The three-judge panel issued this unanimous ruling today (PDF):
A reasonable observer would conclude that these proclamations send the message that those who pray are favored members of Colorado’s political community, and that those who do not pray do not enjoy that favored status.
… the six Colorado Day of Prayer proclamations [2004-09] at issue here are governmental conduct that violate the Preference Clause [of the Religious Freedom section of Colorado’s Constitution]… [The content is] predominantly religious; they lack a secular context; and their effect is government endorsement of religion as preferred over nonreligion.
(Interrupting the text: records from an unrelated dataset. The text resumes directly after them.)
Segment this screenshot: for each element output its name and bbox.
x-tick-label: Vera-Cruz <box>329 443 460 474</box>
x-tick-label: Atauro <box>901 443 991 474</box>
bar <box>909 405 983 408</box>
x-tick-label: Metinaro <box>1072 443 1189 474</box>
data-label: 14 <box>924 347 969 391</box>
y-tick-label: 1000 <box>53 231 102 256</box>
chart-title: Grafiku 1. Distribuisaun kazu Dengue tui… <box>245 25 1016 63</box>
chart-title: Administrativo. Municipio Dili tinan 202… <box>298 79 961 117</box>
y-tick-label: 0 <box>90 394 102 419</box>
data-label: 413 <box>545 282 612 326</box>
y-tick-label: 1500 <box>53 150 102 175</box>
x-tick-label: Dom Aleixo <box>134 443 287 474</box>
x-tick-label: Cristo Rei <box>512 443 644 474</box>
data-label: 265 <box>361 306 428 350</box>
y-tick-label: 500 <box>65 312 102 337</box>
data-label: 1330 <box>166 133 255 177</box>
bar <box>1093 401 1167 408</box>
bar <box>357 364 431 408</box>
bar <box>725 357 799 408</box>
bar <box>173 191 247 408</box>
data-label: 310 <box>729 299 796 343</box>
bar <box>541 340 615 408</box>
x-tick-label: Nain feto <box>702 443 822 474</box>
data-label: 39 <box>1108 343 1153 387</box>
In short: We know you’re using your role as governor to endorse belief in god and you can’t do that.
The FFRF litigants wanted previous Colorado Day of Prayer proclamations declared unconstitutional and they want to prevent further proclamations from being issued. Initially, a judge said FFRF had the right to sue on behalf of Colorado taxpayers but the governor wasn’t doing anything illegal.
FFRF didn’t like that ruling and wanted to challenge it. The Governor didn’t like that FFRF had a right to sue. So they took the case to a state Appeals court.
There, the judges said FFRF still has the right to sue.
The Governor’s people didn’t want to address the Constitutionality of the proclamations — they just said it was a part of state history. But the court said that was a lie:
There [was] no indication in the record that, at the time of Colorado’s founding or at any time before 2004, Colorado’s governors had an annual tradition of proclaiming, separately from Thanksgiving, a Colorado Day of Prayer.
Furthermore, they said, it’s not a secularized day, like Christmas or Thanksgiving. It’s “avowedly religious.” The court then said “we conclude that the six Colorado Day of Prayer proclamations have predominantly religious content.”
So what would a reasonable observer think about the proclamations?
The court had an answer:
Looking through the eyes of a reasonable observer, we conclude that the Colorado Day of Prayer proclamations at issue here have the primary or principal effect of endorsing religious beliefs because they “convey or attempt to convey a message that religion or a particular religious belief is favored or preferred.”
As a result of the ruling, all six of the Day of Prayer proclamations from 2004-2009 have been ruled unconstitutional. Whether the governor can issue proclamations in the future is still up in the air — they’ll figure that out next.
So will this affect the National Day of Prayer? Nope. That’s a separate issue.
What about proclamations regarding the Day of Reason? No idea… it’s likely those will be just fine… unless a religious group wants to say in court that supporting Reason is somehow anti-religious… it may be true, but I don’t think any religious group wants to say that out loud 🙂
FFRF’s litigation attorney Richard L. Bolton gets the credit for making this happen, as do the Colorado taxpayers who sued in the first place: Mike Smith, David Habecker, Timothy G. Bailey and Jeff Baysinger.